JEP 539: Strict Field Initialization in the JVM moved to preview

29 pointsposted 2 hours ago
by za3faran

11 Comments

ashishb

43 minutes ago

Weirdly enough, I encountered this once while writing code.

You can trigger it with a single class that initializes one field with a call to a static method of the same class.

And a second static field that is initialized by performing a computation on the first static field.

Here's a simplified example of the same - https://ashishb.net/programming/java/final-variable-with-two...

cogman10

an hour ago

This is a great change that will undoubtedly cause a lot of headaches.

There's a number of libraries (particularly around serialization/marshaling) which will end up mutating `final` fields. In fact, this is a trick I've pulled once or twice in my own code for "reasons" (generally needing to modify behavior of a library because it was deficient).

I suspect this will be one of those things that ends up requiring java devs everywhere to bump up the versions of the libraries they use.

debugnik

8 minutes ago

That's a separate series of JEPs known as "final means final", also starting to land nowadays.

https://openjdk.org/jeps/500

cogman10

4 minutes ago

I believe these 2 are effectively linked.

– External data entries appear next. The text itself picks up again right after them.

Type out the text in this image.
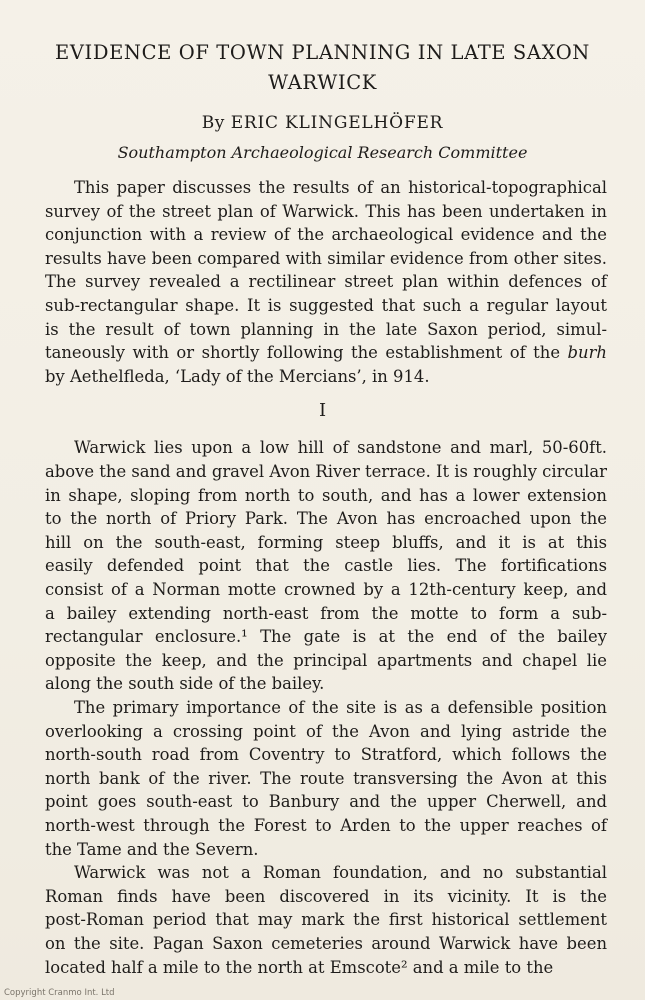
EVIDENCE OF TOWN PLANNING IN LATE SAXON
WARWICK
By ERIC KLINGELHÖFER
Southampton Archaeological Research Committee
This paper discusses the results of an historical-topographical
survey of the street plan of Warwick. This has been undertaken in
conjunction with a review of the archaeological evidence and the
results have been compared with similar evidence from other sites.
The survey revealed a rectilinear street plan within defences of
sub-rectangular shape. It is suggested that such a regular layout
is the result of town planning in the late Saxon period, simul-
taneously with or shortly following the establishment of the burh
by Aethelfleda, ‘Lady of the Mercians’, in 914.
I
Warwick lies upon a low hill of sandstone and marl, 50-60ft.
above the sand and gravel Avon River terrace. It is roughly circular
in shape, sloping from north to south, and has a lower extension
to the north of Priory Park. The Avon has encroached upon the
hill on the south-east, forming steep bluffs, and it is at this
easily defended point that the castle lies. The fortifications
consist of a Norman motte crowned by a 12th-century keep, and
a bailey extending north-east from the motte to form a sub-
rectangular enclosure.¹ The gate is at the end of the bailey
opposite the keep, and the principal apartments and chapel lie
along the south side of the bailey.
The primary importance of the site is as a defensible position
overlooking a crossing point of the Avon and lying astride the
north-south road from Coventry to Stratford, which follows the
north bank of the river. The route transversing the Avon at this
point goes south-east to Banbury and the upper Cherwell, and
north-west through the Forest to Arden to the upper reaches of
the Tame and the Severn.
Warwick was not a Roman foundation, and no substantial
Roman finds have been discovered in its vicinity. It is the
Copyright Cranmo Int. Ltd
post-Roman period that may mark the first historical settlement
on the site. Pagan Saxon cemeteries around Warwick have been
located half a mile to the north at Emscote² and a mile to the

There's a jdk.internal API which will work as an escape hatch, but that does come with the need for non-compliant libraries to switch over to it. That safety hatch also only allows the setting of final fields once before observation (which is generally fine). So if your code is doing something more esoteric that sets a final field multiple times you will be SOL.

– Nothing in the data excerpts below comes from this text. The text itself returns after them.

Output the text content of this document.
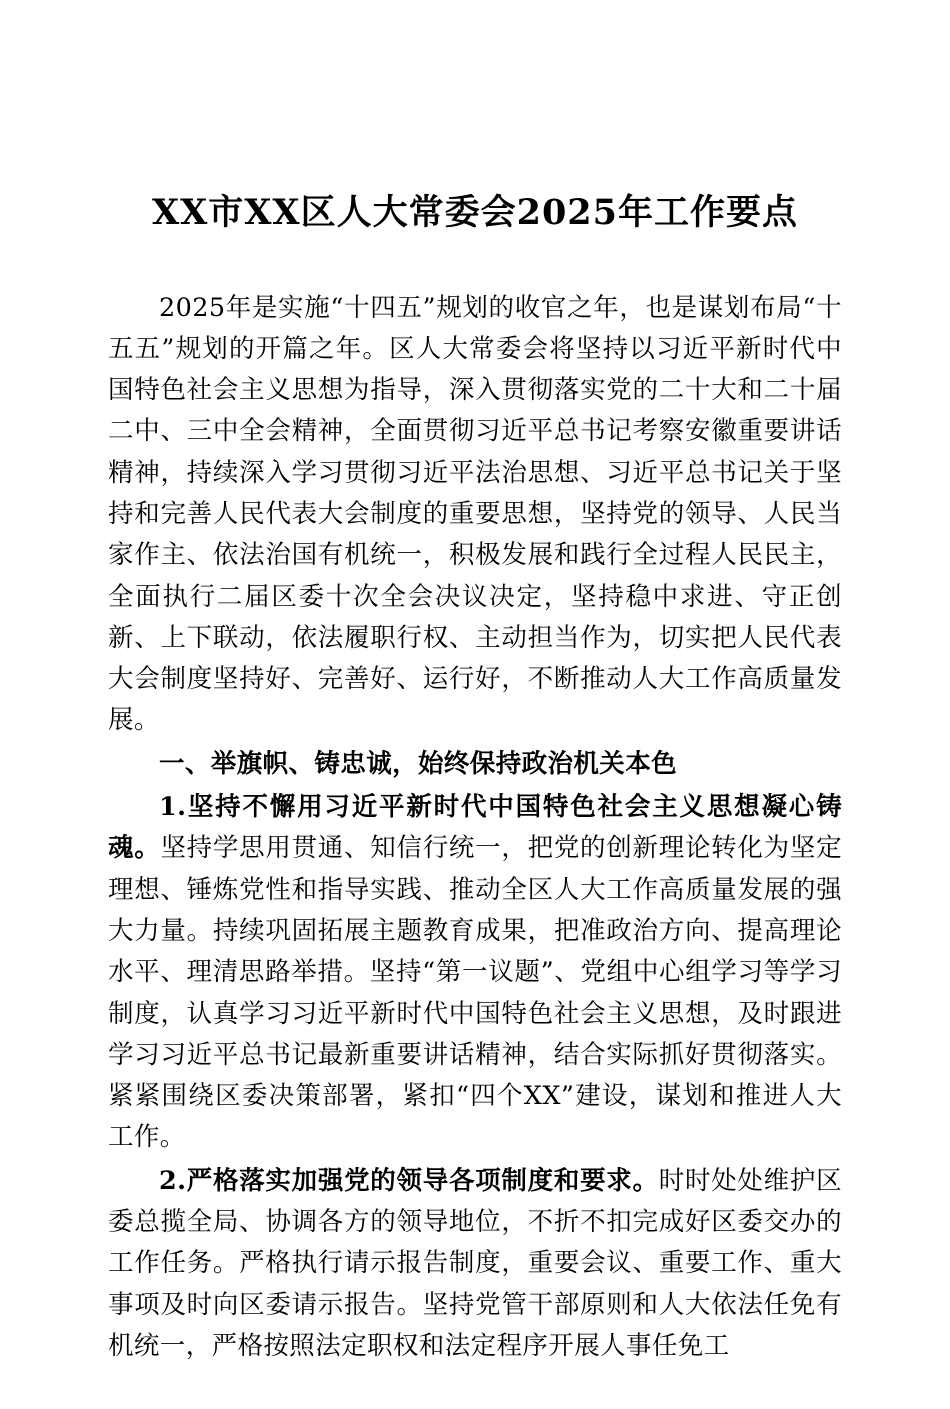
XX市XX区人大常委会2025年工作要点

2025年是实施“十四五”规划的收官之年，也是谋划布局“十五五”规划的开篇之年。区人大常委会将坚持以习近平新时代中国特色社会主义思想为指导，深入贯彻落实党的二十大和二十届二中、三中全会精神，全面贯彻习近平总书记考察安徽重要讲话精神，持续深入学习贯彻习近平法治思想、习近平总书记关于坚持和完善人民代表大会制度的重要思想，坚持党的领导、人民当家作主、依法治国有机统一，积极发展和践行全过程人民民主，全面执行二届区委十次全会决议决定，坚持稳中求进、守正创新、上下联动，依法履职行权、主动担当作为，切实把人民代表大会制度坚持好、完善好、运行好，不断推动人大工作高质量发展。

一、举旗帜、铸忠诚，始终保持政治机关本色

1.坚持不懈用习近平新时代中国特色社会主义思想凝心铸魂。坚持学思用贯通、知信行统一，把党的创新理论转化为坚定理想、锤炼党性和指导实践、推动全区人大工作高质量发展的强大力量。持续巩固拓展主题教育成果，把准政治方向、提高理论水平、理清思路举措。坚持“第一议题”、党组中心组学习等学习制度，认真学习习近平新时代中国特色社会主义思想，及时跟进学习习近平总书记最新重要讲话精神，结合实际抓好贯彻落实。紧紧围绕区委决策部署，紧扣“四个XX”建设，谋划和推进人大工作。

2.严格落实加强党的领导各项制度和要求。时时处处维护区委总揽全局、协调各方的领导地位，不折不扣完成好区委交办的工作任务。严格执行请示报告制度，重要会议、重要工作、重大事项及时向区委请示报告。坚持党管干部原则和人大依法任免有机统一，严格按照法定职权和法定程序开展人事任免工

In any case, if you are using the sun.misc.Unsafe methods for setting final and private fields you'll need to update.

kasperni

an hour ago

Strict Field Initialization is opt-in. A flag needs to be set in the classfile in order to enable it. So should not effect any existing code.

cogman10

an hour ago

It won't bite initially, it will bite when you go to update your version of javac in the future and this becomes the default. Or when you update a library that just so happened to be compiled with a newer version of javac.

This particularly matters when you have something likes this

    class Local {
       private final ThirdPartyObject tpo;
    }
or even something like this

    class Local {
      private final LocalDate ld;
    }

vips7L

25 minutes ago

Extremely easy to fix. Turn it into a record. I’m also pretty sure that cracking final fields is already disabled by default.

cogman10

8 minutes ago

> Extremely easy to fix.

Nope, if the deserializer is initializing that field by directly setting values both by the field and by the internals of the field, it'll be a problem. The fix is to update the deserializer to a newer version. Apache Fury recently fixed this very issue, but it still relies on internal JDK APIs in order to do it's work.

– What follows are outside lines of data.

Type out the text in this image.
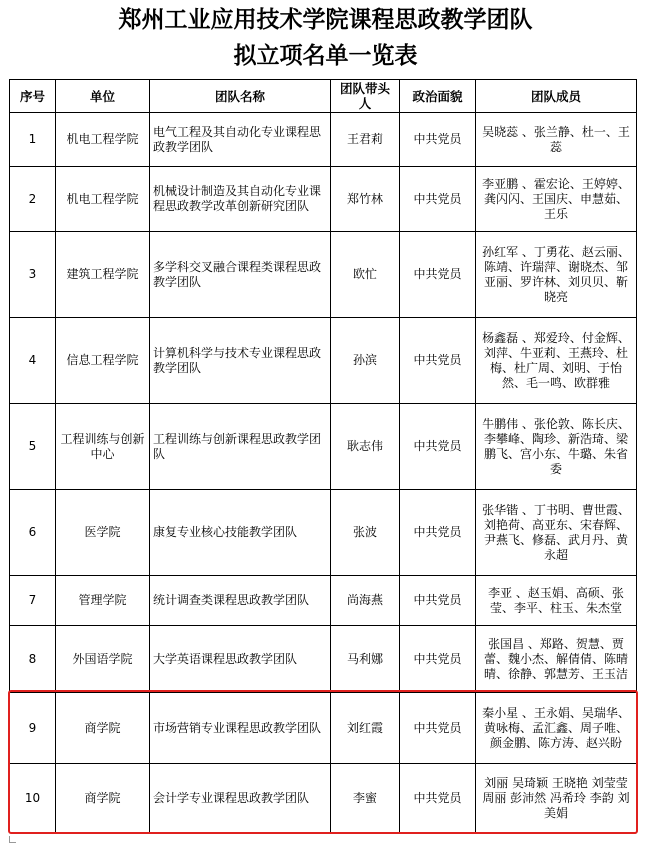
郑州工业应用技术学院课程思政教学团队
拟立项名单一览表
序号	单位	团队名称	团队带头人	政治面貌	团队成员
1	机电工程学院	电气工程及其自动化专业课程思政教学团队	王君莉	中共党员	吴晓蕊 、张兰静、杜一、王蕊
2	机电工程学院	机械设计制造及其自动化专业课程思政教学改革创新研究团队	郑竹林	中共党员	李亚鹏 、霍宏论、王婷婷、龚闪闪、王国庆、申慧茹、王乐
3	建筑工程学院	多学科交叉融合课程类课程思政教学团队	欧忙	中共党员	孙红军 、丁勇花、赵云丽、陈靖、许瑞萍、谢晓杰、邹亚丽、罗许林、刘贝贝、靳晓亮
4	信息工程学院	计算机科学与技术专业课程思政教学团队	孙滨	中共党员	杨鑫磊 、郑爱玲、付金辉、刘萍、牛亚莉、王燕玲、杜梅、杜广周、刘明、于怡然、毛一鸣、欧群雅
5	工程训练与创新中心	工程训练与创新课程思政教学团队	耿志伟	中共党员	牛鹏伟 、张伦敦、陈长庆、李攀峰、陶珍、新浩琦、梁鹏飞、宫小东、牛璐、朱省委
6	医学院	康复专业核心技能教学团队	张波	中共党员	张华锴 、丁书明、曹世霞、刘艳荷、高亚东、宋春辉、尹燕飞、修磊、武月丹、黄永超
7	管理学院	统计调查类课程思政教学团队	尚海燕	中共党员	李亚 、赵玉娟、高硕、张莹、李平、柱玉、朱杰堂
8	外国语学院	大学英语课程思政教学团队	马利娜	中共党员	张国昌 、郑路、贺慧、贾蕾、魏小杰、解倩倩、陈晴晴、徐静、郭慧芳、王玉洁
9	商学院	市场营销专业课程思政教学团队	刘红霞	中共党员	秦小星 、王永娟、吴瑞华、黄咏梅、孟汇鑫、周子唯、颜金鹏、陈方涛、赵兴盼
10	商学院	会计学专业课程思政教学团队	李蜜	中共党员	刘丽 吴琦颖 王晓艳 刘莹莹 周丽 彭沛然 冯希玲 李韵 刘美娟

> I’m also pretty sure that cracking final fields is already disabled by default.

Nope. There's sun.misc.Unsafe apis that allow for cracking and modifying those final fields. There are new jdk.internal APIs for doing the same that you'd have to move over to in order to accomplish the same. This JEP is about making final (mostly) meaning final. At very least, it will enforce that final once observed is final with the internal APIs allowing a final field to be set once, just outside the constructor.

rvcdbn

43 minutes ago

oracle planning a new jvm language? have we ever seen a feature like this that is explicitly not usable from Java?

Skinney

25 minutes ago

This is required in order to implement value classes in Java (project valhala).